Have you gone nuts, or something? What the hell do you think you’re playing at?”


Jacko!
” The relief was so great that for a moment it was
indistinguishable from the terror that had preceded it, and Milly just stared at the pink wallpaper in front of her, and waited for her blood to start flowing again, and for her brain to start comprehending the miraculous new turn of affairs. “Jacko! Why didn’t you—? Your voice sounded all—! Oh, Jacko, I’m so
thankful
! I thought you were—!”

“Yes. You sounded like that’s what you thought,” Jacko commented drily, his voice sounding very small and far away. “Look, Barney, what the hell’s going on? Have you got the sack, or something? We rang you about sixty thousand times this morning, and the hag kept saying you didn’t exist….”

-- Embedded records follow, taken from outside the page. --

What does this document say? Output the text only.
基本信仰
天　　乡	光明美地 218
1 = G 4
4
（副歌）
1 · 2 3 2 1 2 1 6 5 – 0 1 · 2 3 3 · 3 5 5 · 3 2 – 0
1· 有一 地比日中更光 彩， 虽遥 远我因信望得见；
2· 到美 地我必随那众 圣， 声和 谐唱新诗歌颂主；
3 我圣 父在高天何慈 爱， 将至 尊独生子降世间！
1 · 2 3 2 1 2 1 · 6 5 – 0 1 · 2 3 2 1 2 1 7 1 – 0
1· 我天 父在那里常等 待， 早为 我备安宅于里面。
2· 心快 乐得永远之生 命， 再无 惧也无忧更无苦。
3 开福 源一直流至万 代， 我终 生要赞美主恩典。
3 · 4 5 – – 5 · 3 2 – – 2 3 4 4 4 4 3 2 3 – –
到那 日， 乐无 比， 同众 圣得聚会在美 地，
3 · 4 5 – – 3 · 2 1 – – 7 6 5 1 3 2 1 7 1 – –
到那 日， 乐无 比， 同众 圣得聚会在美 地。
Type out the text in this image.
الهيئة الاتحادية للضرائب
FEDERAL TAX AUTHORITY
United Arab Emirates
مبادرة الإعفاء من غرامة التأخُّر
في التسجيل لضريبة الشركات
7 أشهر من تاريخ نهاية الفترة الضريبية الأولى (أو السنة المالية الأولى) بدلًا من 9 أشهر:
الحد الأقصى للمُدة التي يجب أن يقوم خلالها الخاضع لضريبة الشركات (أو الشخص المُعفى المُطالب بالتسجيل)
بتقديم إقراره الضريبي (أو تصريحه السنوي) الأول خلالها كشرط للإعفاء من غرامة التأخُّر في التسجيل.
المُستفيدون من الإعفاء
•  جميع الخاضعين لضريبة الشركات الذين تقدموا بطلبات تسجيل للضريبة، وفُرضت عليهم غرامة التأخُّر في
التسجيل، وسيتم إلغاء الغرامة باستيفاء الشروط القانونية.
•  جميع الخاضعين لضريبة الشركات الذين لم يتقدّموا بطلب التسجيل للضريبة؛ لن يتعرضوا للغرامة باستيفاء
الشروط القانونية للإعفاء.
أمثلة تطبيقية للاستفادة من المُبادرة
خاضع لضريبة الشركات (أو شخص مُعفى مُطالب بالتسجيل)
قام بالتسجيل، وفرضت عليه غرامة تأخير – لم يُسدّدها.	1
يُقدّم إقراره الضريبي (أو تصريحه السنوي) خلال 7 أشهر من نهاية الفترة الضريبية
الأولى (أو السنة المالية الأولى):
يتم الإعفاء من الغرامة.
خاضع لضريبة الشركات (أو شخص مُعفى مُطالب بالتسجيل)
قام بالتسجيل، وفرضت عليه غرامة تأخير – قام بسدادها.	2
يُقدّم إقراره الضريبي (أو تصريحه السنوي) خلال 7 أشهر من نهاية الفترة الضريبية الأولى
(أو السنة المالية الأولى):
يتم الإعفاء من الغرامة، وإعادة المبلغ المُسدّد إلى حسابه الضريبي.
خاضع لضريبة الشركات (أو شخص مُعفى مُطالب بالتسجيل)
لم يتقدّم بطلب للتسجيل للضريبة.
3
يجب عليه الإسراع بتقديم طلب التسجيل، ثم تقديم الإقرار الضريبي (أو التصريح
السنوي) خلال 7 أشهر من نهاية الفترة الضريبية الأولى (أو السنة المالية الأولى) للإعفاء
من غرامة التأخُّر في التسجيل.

“Jacko! At Mrs Graham’s, you mean? So it was
you,
then, all the time! Oh, but how marvellous …!” The relief, the sudden lifting of fear, was almost more than Milly could sustain. The pale sunlight seemed to dance in the room, the very air shimmered with freedom, such freedom as she had never thought to breathe again.

Was it three breaths of it she drew, or four? Then Jacko’s voice again:

“… and so we tried to put him off, just like we did the Town Hall wallah yesterday, but it was hopeless. He just wouldn’t believe us when we said we’d never heard of you; and you see, Barney, by that time the Mums was poking her nose out of the kitchen, wanting to know what it was all about, so we just couldn’t keep it up any longer. Well, I mean. But I wouldn’t worry too much, Barney, really I wouldn’t. He seems terribly harmless, this one, like he couldn’t hurt a fly if you paid him. He must be about a hundred for a start, you should just have seen his mop of snow-white hair. Said his name was Soames.”